Steppe Man Film Difficulty Ranking: 2

Unfortunately Steppe Man isn’t one of the best films you are going to see. It’s a bit predictable in parts and seems ignorantly sexist. However, if you like camels and myth, or if you’re trying to complete a film tour of the Caucasus and need to tick of Azerbaijan, give it a watch. Step (no pun intended) into the world of the Steppe Man.

From: Azerbaijan, Asia
Watch: Trailer, Vimeo
Next: Australia, Tarzan, Timbuktu

The Breakdown

The first thing we see in Steppe Man is the harsh landscape. It looks dry and dusty, without much sign of green plant life. However, there is a large herd of camels, looked after by a young boy and his father – the Steppe men.

After the boy’s father helps deliver a baby camel in the middle of a rain storm, he tells his son a bed time story to help him get to sleep. It’s a story of a Steppe Man that falls asleep on a rock in the middle of the desert and wakes up next to a beautiful woman. They fall in love, before after a short time, the woman transforms into a bird and flies away.

After the bed time story, the films progresses around 20 years. The young boy is now the man of the house, as his father has become old and frail. The house, landscape, and camels all look the same – he’s following in the footsteps of his father to become the new Steppe Man. Within a few scenes, the father dies and his son carries his body into town to be prepared for burial. It’s on his journey to the town that we first see signs of modernity (cars and roads) that allows us to place the setting within the 21st century.
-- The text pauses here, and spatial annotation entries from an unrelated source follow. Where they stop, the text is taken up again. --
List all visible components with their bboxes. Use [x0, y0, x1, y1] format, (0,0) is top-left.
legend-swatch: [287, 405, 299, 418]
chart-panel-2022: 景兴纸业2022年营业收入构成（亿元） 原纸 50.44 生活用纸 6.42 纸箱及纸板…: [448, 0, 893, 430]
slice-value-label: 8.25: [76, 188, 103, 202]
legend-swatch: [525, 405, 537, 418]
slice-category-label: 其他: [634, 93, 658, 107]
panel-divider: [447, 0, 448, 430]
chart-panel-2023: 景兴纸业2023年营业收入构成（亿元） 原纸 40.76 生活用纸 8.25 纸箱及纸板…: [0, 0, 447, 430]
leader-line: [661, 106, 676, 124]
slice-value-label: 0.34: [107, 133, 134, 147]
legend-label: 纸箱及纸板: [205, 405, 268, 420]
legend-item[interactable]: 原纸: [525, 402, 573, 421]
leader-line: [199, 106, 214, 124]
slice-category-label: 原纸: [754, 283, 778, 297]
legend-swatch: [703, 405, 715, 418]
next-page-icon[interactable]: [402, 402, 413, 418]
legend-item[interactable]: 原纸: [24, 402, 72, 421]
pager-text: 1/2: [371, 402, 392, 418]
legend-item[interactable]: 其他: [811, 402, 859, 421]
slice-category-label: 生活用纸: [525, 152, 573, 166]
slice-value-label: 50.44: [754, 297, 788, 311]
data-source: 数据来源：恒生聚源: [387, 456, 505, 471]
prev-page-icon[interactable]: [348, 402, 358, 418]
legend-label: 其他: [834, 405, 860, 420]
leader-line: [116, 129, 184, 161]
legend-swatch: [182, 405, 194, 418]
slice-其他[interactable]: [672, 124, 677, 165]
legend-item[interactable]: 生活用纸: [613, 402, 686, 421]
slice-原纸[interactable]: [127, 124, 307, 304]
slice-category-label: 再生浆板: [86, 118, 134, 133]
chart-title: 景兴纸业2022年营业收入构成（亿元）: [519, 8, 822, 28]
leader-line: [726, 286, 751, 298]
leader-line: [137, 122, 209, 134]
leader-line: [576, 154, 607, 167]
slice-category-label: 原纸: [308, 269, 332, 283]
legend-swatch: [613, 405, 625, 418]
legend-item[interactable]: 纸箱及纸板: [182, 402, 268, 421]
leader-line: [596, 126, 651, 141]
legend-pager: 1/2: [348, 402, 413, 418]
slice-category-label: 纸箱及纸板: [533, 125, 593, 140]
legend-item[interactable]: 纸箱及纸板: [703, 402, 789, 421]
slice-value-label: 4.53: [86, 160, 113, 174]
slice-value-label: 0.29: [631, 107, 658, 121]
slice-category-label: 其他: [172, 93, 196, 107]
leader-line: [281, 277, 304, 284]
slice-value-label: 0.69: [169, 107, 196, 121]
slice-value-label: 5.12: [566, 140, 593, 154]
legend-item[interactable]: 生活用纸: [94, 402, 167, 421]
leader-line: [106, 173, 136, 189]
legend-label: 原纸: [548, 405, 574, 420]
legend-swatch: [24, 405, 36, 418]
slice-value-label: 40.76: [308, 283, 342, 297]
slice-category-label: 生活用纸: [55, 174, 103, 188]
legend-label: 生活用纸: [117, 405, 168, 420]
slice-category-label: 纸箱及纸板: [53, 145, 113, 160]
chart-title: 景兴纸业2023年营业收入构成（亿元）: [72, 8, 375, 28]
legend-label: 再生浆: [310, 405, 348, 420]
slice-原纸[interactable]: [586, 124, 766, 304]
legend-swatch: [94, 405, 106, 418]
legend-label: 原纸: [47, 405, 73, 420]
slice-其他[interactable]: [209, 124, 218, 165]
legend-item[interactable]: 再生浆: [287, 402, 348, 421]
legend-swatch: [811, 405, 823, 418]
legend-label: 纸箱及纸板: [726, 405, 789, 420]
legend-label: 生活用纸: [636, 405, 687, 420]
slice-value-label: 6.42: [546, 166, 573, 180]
Steppe Man’s Beautiful Woman

However, access to modernity doesn’t give you a happier life, as shown in a young woman being abused by her husband by the side of a road. The woman decides to run away into the desert and ends up sleeping outside Steppe Man’s house. Even though he tells her to go away, she decides to tidy his house, cook his meals, and help with the camels. Obviously she’s meant to be the Steppe Man’s beautiful woman that appears from nowhere, just like the woman in the bed time story his father used to tell him. Unfortunately her role is confined to domesticity. Even though she escapes from a bad marriage, she ends up giving herself up to become the domestic woman of Steppe Man’s life.

What to Watch Next

If you’re a fan of love stories between a man of the wild and a ‘modern’ woman, check out Australia from Baz Luhrmann and Tarzan. Just like Steppe Man, both these films feature modern women that fall for men raised in the wild.

Or if you’re looking for more films featuring herdsmen living in dry landscapes, check out Timbuktu and Theeb. Timbuktu features one herdsman trying to get by in Mali despite the growing extremist presence. Theeb features a young boy in Jordan who leaves his nomadic family with his brother to search for water.